Les femmes préménopausées voulaient faire contrôler leur taux hormonaux et les femmes ménopausées souhaitaient recevoir un traitement hormonal. Les femmes qui ont formulé des commentaires au sujet de leur corps ont indiqué qu’elles « manquaient d’hormones… avaient besoin de rester en bonne santé et actives », et que « quand l’activité des ovaires commence à diminuer, le reste suit ».

4) Le traitement hormonal était considéré comme une véritable solution à leurs problèmes.

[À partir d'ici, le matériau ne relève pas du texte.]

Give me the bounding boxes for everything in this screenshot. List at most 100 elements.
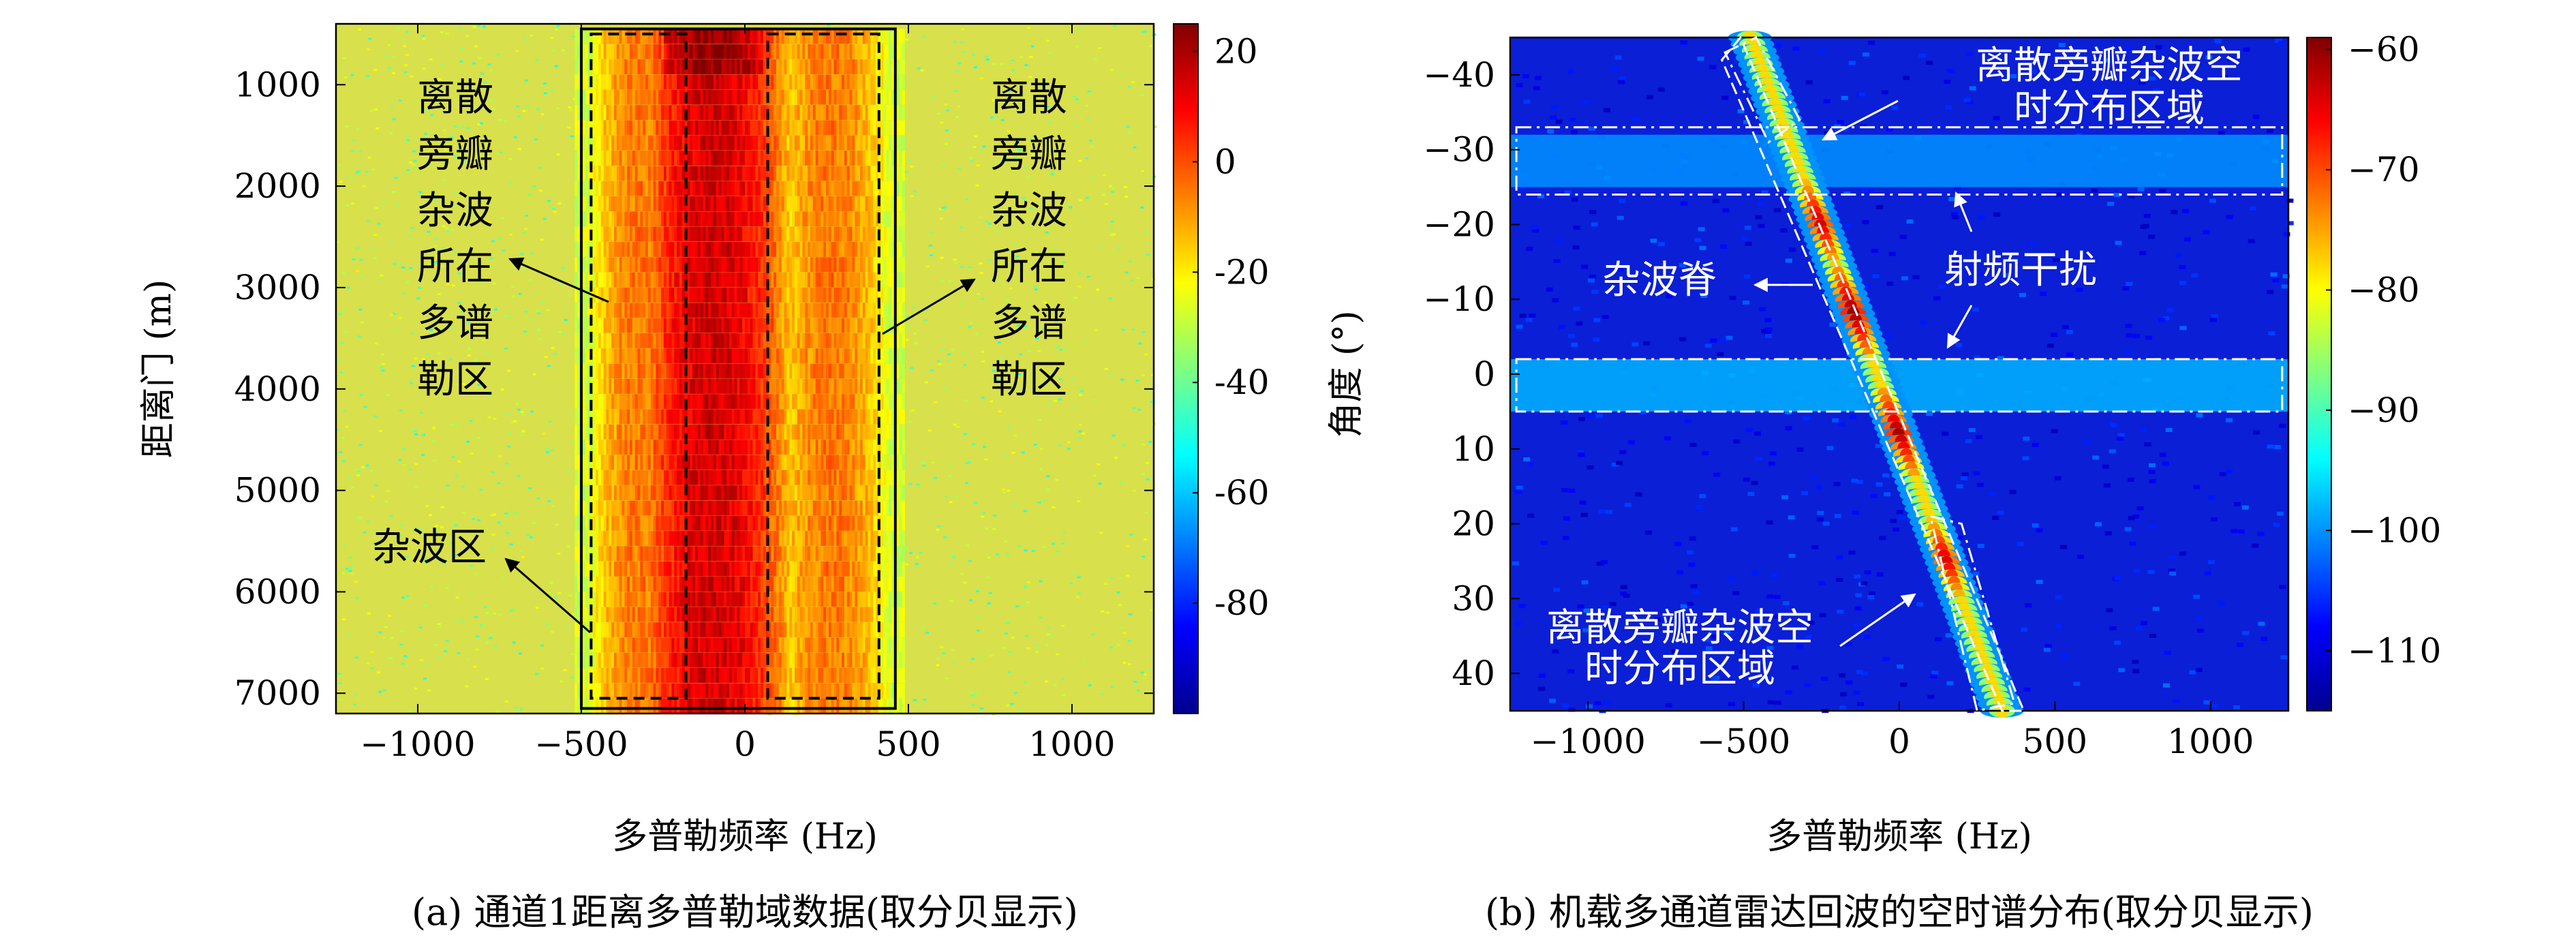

Beaucoup de femmes s’attendaient à ce qu’une prise d’œstrogènes ou de testostérone augmente leur libido, leur excitation sexuelle, la fréquence de leurs orgasmes et améliore globalement leur vie sexuelle. Plusieurs participantes s’attendaient à retrouver l’énergie dont elles pensaient manquer et dans certains cas, elles étaient motivées par d’autres femmes ayant bénéficié de ces effets après un traitement hormonal.

 

Une participante de 53 ans a révélé ceci : « Je suis une femme jeune, en forme, en bonne santé, heureuse…J’aimerais ne pas toujours avoir l’impression d’avoir 80 ans ».

 

Des participantes subissant des rapports sexuels douloureux espéraient que le traitement hormonal soulagerait ces symptômes.

Suivi du traitement

Trois à quatre mois après leur entretien et la consultation avec l’endocrinologue, les participantes ont reçu un appel de suivi visant à déterminer comment elles répondaient aux traitements prescrits, à base d’œstrogènes, d’ospénifène (affectant les récepteurs des œstrogènes), de tibolone (progestérone de synthèse) ou de testostérone. Parmi les 17 femmes, 10 ont répondu.

 

De nombreuses réponses positives ont été rapportées par les patientes ayant reçu un traitement hormonal, notamment de la testostérone, telle qu’une amélioration de l’humeur, une restauration de la libido, une diminution de la douleur pendant les rapports sexuels, une réduction des symptômes de la ménopause et une amélioration de la relation avec leur partenaire sexuel.

 

Les femmes ayant reçu un traitement hormonal sans testostérone ont également rapporté des bénéfices bien que légèrement plus légers, tels qu’une légère amélioration de la libido, une amélioration de la lubrification, une plus grande spontanéité dans leur relation ou une réduction des bouffées de chaleur.

 

Certaines femmes ont rapporté un bénéfice léger ou nul suite au traitement

Remarque importante :

Étant donné qu’il s’agissait d’une très petite étude, les résultats ne sont peut-être pas généralisables à toutes les femmes. Cependant, les thèmes ayant émergé des entretiens de même que les réponses au traitement peuvent s’avérer intéressants à étudier plus en profondeur, et auprès d’une population plus importante.

Article de référence :

Fooladi E., Bell R.J., Whittaker A.M. and Davis S.R. (2 014) Women’s expectations and experiences of hormone treatment for sexual dysfunction. 17(6):674-81.